World’s oldest fish hooks show early humans fished deep sea

Posted: 11/25/2011 in all marine news

Charles Choi –

The world’s earliest known fish hooks reveal that humans fished the open sea for much longer than previously thought.

Past studies have revealed that early humans were capable of crossing the open ocean as far back as 50,000 years ago, such as they did to colonize Australia.

Until now, however, evidence that such mariners could fish while in the open sea dated back only to 12,000 years ago.

“In most areas of the world, evidence for our early ancestors’ coastal exploitation is now submerged — it was drowned by rising sea levels,” researcher Sue O’Connor, an archaeologist at Australian National University in Canberra, told LiveScience.

Now O’Connor and her colleagues have found evidence of prehistoric fishing gear and the remains of large fish such as tuna at a cave shelter known as Jerimalai, located in the Southeast Asian island nation of East Timor.
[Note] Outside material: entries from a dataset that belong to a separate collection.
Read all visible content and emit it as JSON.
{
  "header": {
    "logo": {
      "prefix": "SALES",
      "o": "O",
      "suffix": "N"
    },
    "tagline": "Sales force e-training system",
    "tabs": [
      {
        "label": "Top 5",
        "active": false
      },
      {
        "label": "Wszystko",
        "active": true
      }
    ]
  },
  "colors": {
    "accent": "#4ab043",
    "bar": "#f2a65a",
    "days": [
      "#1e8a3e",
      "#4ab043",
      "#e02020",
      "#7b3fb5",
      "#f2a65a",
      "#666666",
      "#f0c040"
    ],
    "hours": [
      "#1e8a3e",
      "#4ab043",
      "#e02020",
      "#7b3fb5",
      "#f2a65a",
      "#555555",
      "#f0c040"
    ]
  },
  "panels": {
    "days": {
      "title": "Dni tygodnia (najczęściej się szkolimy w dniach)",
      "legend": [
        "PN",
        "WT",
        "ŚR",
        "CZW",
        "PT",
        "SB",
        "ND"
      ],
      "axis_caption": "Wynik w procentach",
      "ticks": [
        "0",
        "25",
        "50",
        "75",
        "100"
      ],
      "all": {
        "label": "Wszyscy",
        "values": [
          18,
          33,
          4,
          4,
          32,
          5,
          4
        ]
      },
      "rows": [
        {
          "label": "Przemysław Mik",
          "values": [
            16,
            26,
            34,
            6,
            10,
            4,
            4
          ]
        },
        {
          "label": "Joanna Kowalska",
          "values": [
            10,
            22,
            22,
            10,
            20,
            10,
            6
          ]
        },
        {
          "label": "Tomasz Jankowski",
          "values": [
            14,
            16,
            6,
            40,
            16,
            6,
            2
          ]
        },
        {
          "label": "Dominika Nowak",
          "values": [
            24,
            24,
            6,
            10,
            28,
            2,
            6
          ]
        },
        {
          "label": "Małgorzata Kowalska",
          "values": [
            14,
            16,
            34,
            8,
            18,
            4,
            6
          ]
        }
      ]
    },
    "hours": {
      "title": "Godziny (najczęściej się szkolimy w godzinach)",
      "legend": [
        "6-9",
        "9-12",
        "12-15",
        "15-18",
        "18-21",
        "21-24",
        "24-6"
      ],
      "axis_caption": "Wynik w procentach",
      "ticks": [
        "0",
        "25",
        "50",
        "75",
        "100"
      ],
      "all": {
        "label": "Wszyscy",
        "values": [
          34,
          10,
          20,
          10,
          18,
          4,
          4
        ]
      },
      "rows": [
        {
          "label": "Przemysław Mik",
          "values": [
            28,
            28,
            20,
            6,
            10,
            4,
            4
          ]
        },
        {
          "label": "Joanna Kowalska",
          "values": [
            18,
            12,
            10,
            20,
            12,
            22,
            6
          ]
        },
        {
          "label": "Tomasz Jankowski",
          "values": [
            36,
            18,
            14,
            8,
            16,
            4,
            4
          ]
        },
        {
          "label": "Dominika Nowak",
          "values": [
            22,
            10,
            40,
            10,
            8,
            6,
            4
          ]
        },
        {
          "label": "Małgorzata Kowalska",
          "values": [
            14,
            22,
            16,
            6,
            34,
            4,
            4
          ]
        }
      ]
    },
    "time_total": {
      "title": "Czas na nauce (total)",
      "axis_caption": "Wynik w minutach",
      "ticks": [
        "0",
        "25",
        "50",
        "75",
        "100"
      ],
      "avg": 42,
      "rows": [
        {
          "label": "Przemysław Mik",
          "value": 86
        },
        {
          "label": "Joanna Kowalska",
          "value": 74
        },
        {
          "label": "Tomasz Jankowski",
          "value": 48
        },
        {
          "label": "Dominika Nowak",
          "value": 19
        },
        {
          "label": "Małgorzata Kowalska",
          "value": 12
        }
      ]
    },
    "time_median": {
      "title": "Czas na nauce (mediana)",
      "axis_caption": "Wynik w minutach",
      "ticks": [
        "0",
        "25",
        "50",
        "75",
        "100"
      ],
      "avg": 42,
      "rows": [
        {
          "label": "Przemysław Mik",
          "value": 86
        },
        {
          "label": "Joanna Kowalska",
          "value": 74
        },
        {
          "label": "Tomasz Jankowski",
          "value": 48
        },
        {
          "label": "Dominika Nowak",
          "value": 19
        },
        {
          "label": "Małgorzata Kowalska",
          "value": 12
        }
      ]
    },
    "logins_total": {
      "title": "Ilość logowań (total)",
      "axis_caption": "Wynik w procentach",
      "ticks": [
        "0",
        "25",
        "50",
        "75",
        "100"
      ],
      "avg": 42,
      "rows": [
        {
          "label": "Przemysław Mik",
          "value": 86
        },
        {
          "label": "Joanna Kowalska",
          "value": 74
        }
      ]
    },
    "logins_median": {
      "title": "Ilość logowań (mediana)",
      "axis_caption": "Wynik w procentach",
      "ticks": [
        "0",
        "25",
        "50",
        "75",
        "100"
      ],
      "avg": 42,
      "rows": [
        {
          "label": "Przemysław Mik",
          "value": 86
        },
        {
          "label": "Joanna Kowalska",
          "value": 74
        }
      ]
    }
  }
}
“East Timor became a new independent nation in 1999 when they voted for independence from Indonesian rule,” O’Connor noted.

“Most of the country’s infrastructure was destroyed when the Indonesians withdrew and tens of thousands of people were killed during the fight for independence.”

“However, the country is rebuilding, and it never ceases to amaze me that people who have experienced so much hardship and who are so poor can be so generous,” she added.

“I think working with the local East Timorese people who always assist my field team has been one of the most uplifting experiences of my life.”